Hey guys, I have a very big DataFrame, where I want to do row wise linear algebra operations if certain conditions are met.
What i need is that for every row, check if column (variable) is 1 or 0, and for each case, do some simple operations with some observations in the Dataframe, and store the resulting scalar in a column of the dataframe.
The code I wrote for a DataFrame with 120000 rows, however, takes very long to accomplish it, around 5 minutes.
I’ve tried coming up with a reproducible example below, however, it is actually doing the operation very fast.
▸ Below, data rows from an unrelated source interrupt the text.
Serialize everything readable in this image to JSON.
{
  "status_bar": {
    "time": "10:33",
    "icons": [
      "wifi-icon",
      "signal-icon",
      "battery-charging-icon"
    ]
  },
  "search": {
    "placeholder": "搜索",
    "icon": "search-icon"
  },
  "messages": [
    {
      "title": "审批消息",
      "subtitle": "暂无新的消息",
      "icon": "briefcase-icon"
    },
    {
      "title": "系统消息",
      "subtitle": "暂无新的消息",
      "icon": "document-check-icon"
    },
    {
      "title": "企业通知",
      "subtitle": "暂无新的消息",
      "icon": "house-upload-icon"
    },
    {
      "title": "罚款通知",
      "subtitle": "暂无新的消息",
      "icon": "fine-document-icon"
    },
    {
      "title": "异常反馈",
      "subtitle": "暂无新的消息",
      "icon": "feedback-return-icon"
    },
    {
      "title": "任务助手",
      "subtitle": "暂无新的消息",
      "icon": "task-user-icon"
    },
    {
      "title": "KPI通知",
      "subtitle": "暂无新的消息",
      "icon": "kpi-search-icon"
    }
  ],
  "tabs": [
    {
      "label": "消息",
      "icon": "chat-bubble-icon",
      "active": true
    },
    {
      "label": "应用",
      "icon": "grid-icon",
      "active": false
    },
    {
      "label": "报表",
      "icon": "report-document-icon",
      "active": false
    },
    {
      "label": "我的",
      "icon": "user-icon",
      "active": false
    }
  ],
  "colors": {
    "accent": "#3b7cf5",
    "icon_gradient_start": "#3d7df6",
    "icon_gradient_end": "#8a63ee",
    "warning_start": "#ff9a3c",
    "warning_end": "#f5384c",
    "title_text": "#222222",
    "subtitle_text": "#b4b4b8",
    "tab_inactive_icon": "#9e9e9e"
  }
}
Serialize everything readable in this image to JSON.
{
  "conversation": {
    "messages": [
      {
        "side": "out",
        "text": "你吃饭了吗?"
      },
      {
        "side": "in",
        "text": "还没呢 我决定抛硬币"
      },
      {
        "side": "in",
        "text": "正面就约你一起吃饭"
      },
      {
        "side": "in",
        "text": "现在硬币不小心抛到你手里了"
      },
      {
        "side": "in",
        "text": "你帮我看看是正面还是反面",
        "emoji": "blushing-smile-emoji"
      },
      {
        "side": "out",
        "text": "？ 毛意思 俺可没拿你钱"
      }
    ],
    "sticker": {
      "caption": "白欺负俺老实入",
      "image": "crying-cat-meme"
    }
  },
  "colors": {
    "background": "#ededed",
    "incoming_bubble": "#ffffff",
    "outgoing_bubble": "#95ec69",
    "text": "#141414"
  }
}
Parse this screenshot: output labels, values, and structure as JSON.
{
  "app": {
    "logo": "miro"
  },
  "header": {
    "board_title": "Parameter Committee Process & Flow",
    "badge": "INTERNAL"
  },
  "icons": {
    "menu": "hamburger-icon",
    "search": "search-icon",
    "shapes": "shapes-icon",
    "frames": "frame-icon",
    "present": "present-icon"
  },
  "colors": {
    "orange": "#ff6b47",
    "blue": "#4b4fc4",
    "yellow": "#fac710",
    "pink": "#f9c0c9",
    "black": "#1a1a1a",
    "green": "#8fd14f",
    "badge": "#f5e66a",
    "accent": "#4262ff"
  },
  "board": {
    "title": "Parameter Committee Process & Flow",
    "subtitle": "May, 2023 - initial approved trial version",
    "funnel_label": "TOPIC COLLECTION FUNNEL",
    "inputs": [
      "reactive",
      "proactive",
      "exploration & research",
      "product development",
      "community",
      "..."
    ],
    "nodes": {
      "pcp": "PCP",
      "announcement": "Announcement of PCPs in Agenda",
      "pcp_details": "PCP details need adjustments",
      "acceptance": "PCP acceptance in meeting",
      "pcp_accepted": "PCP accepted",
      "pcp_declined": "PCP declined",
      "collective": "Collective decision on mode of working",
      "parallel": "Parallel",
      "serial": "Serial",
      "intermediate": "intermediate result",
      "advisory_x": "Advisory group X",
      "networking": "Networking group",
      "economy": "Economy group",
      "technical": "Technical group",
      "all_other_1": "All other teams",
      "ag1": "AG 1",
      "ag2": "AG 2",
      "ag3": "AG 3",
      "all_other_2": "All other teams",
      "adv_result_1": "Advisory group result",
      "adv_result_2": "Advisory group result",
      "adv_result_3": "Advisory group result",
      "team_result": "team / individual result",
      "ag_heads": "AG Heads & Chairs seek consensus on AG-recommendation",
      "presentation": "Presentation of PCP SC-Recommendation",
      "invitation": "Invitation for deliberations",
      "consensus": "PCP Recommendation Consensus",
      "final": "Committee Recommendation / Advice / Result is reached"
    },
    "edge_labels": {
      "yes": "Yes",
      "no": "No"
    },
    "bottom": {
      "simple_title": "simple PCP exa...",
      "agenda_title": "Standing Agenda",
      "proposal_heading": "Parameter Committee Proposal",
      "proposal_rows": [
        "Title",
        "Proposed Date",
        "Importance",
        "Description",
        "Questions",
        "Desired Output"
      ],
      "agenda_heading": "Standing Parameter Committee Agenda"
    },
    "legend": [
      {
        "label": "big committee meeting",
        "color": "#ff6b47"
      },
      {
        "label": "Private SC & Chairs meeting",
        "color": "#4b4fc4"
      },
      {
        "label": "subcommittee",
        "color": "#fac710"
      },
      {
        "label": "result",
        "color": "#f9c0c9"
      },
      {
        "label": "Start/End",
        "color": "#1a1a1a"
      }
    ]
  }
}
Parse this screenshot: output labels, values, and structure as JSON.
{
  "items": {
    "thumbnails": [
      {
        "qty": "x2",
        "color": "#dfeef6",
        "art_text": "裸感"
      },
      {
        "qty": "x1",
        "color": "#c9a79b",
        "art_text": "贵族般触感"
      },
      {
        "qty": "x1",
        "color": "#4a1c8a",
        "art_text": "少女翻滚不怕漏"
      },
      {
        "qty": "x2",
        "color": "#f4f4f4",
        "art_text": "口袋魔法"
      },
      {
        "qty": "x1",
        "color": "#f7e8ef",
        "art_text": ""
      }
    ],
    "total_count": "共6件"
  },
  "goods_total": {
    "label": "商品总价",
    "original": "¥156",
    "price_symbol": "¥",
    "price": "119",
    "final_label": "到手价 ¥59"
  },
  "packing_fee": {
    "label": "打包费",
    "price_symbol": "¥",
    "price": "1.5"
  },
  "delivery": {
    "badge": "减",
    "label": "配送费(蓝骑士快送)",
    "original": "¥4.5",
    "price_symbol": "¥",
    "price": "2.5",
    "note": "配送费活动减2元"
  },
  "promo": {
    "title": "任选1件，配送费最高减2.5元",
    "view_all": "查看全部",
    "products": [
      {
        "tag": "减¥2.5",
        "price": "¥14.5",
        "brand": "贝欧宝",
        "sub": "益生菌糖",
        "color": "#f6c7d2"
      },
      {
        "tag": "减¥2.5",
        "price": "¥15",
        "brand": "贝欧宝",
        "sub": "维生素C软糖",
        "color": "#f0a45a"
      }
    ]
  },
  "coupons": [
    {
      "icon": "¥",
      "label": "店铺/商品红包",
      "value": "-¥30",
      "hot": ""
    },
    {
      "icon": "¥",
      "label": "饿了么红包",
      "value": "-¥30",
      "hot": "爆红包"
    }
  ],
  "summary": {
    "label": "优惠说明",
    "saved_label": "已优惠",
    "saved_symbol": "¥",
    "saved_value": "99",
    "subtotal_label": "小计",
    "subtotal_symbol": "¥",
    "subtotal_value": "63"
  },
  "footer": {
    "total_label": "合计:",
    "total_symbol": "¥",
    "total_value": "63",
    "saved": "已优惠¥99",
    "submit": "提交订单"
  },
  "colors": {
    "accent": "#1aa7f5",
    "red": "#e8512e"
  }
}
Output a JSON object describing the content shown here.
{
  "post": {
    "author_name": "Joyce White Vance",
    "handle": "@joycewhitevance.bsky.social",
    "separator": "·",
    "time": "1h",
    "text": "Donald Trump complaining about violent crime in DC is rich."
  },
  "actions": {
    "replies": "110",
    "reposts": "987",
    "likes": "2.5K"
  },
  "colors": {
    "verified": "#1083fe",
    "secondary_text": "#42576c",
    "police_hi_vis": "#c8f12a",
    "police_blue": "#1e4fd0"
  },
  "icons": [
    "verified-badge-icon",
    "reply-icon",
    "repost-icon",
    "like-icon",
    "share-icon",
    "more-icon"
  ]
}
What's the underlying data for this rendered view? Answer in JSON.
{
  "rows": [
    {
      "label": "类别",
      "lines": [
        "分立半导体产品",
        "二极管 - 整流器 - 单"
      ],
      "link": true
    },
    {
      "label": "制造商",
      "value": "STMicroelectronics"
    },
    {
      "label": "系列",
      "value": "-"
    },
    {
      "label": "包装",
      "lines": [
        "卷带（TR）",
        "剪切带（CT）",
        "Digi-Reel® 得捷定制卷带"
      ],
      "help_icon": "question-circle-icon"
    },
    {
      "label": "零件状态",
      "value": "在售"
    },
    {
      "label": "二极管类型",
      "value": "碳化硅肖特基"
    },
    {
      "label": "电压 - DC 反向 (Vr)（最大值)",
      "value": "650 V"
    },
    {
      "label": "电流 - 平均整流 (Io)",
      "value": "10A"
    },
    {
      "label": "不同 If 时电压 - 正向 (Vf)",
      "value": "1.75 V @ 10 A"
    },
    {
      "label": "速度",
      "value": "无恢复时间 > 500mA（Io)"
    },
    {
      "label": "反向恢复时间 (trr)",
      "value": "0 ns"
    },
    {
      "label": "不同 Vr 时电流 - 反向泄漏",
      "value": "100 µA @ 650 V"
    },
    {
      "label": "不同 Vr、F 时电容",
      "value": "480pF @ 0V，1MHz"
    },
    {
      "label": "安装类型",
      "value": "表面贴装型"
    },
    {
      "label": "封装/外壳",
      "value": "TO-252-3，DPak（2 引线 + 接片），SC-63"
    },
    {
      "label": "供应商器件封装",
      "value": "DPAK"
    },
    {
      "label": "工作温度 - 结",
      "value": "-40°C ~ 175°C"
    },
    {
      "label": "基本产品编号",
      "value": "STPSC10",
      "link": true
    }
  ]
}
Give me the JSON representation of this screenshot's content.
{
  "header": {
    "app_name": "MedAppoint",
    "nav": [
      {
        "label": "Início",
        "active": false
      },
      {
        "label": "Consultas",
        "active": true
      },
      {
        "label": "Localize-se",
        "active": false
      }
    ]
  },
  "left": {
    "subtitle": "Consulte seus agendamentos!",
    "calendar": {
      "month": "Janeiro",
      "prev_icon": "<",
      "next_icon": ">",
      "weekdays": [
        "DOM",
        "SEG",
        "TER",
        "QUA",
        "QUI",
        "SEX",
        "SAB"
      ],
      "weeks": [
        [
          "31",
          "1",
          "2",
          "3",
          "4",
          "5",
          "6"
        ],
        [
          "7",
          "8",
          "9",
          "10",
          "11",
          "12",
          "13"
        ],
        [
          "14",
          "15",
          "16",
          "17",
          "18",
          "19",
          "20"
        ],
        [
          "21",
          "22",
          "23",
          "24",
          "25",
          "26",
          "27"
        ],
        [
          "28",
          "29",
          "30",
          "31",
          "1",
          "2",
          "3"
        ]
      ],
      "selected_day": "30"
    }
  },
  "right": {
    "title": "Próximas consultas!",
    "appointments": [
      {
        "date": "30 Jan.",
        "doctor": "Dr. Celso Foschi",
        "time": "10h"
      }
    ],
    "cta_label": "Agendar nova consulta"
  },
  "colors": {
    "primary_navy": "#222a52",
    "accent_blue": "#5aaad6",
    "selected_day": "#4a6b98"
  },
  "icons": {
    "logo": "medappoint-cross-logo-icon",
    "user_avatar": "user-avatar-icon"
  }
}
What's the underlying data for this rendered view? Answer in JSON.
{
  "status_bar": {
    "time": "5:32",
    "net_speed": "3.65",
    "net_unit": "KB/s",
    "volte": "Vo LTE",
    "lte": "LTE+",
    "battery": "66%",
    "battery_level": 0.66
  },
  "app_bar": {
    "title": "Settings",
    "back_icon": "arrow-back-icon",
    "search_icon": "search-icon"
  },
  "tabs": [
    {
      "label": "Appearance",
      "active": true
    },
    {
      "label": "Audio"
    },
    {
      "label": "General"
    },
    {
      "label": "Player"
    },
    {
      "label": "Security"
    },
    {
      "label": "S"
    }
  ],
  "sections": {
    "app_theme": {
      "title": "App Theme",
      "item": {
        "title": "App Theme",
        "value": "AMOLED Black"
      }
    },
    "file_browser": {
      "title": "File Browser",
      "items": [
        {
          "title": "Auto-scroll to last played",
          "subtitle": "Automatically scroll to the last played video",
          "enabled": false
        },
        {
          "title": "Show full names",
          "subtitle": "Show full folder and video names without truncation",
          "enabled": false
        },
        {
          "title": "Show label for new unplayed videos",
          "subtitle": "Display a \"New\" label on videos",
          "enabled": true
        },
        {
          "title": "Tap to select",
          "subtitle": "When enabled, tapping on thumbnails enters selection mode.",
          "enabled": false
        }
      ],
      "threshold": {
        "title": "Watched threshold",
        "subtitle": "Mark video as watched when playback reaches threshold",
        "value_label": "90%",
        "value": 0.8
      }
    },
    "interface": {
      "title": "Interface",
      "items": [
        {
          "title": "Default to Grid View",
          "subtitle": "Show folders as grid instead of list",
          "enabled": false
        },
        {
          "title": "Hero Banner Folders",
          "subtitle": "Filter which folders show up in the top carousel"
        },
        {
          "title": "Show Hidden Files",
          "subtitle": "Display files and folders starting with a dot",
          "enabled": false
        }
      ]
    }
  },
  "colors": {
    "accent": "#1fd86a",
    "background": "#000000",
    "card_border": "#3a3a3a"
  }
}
In any case, I believe there must be a better way to handle these types of operations in a DataFrame. I am not very good in coding, but I’ve read somewhere that ‘if’ operations are not usually very efficient. What would be a better way to do this type of row wise operations?
using DataFrames
using Distributions
test = [DataFrame(x = rand(Normal(),1000000)) DataFrame(y = rand(Normal(),1000000)) DataFrame(z = repeat([0.],1000000))]
for i = 1:1000000
if test[:x][i] >= 0
test[:z][i] = test[:y][i]
else
test[:z][i] = 2*test[:y][i]
end
end
In DataFrames, column lookup is a bit expensive. So you might want to make test.z just a vector and input it as needed. In fact, because DataFrames doesn’t include the types of the columns as part of its type definition, you should probably add a function barrier in your code. Meaning, you should just input the vectors you need (or a tuple of the vectors) into the function that does the operation.
Keep in mind that eachrow is a bit easier to reason about in this case, but when I just tested it on 1.0 it was a little bit slower than the implementation above.
julia> @btime loop($test) # same as above
229.869 ms (5498804 allocations: 83.91 MiB)
julia> @btime byrow($test) # with the eachrow function from DataFrames
275.645 ms (9498805 allocations: 160.20 MiB)
julia> @btime loopvec($test.x, $test.y, $test.z) # Same as above, but with vectors
1.847 ms (0 allocations: 0 bytes)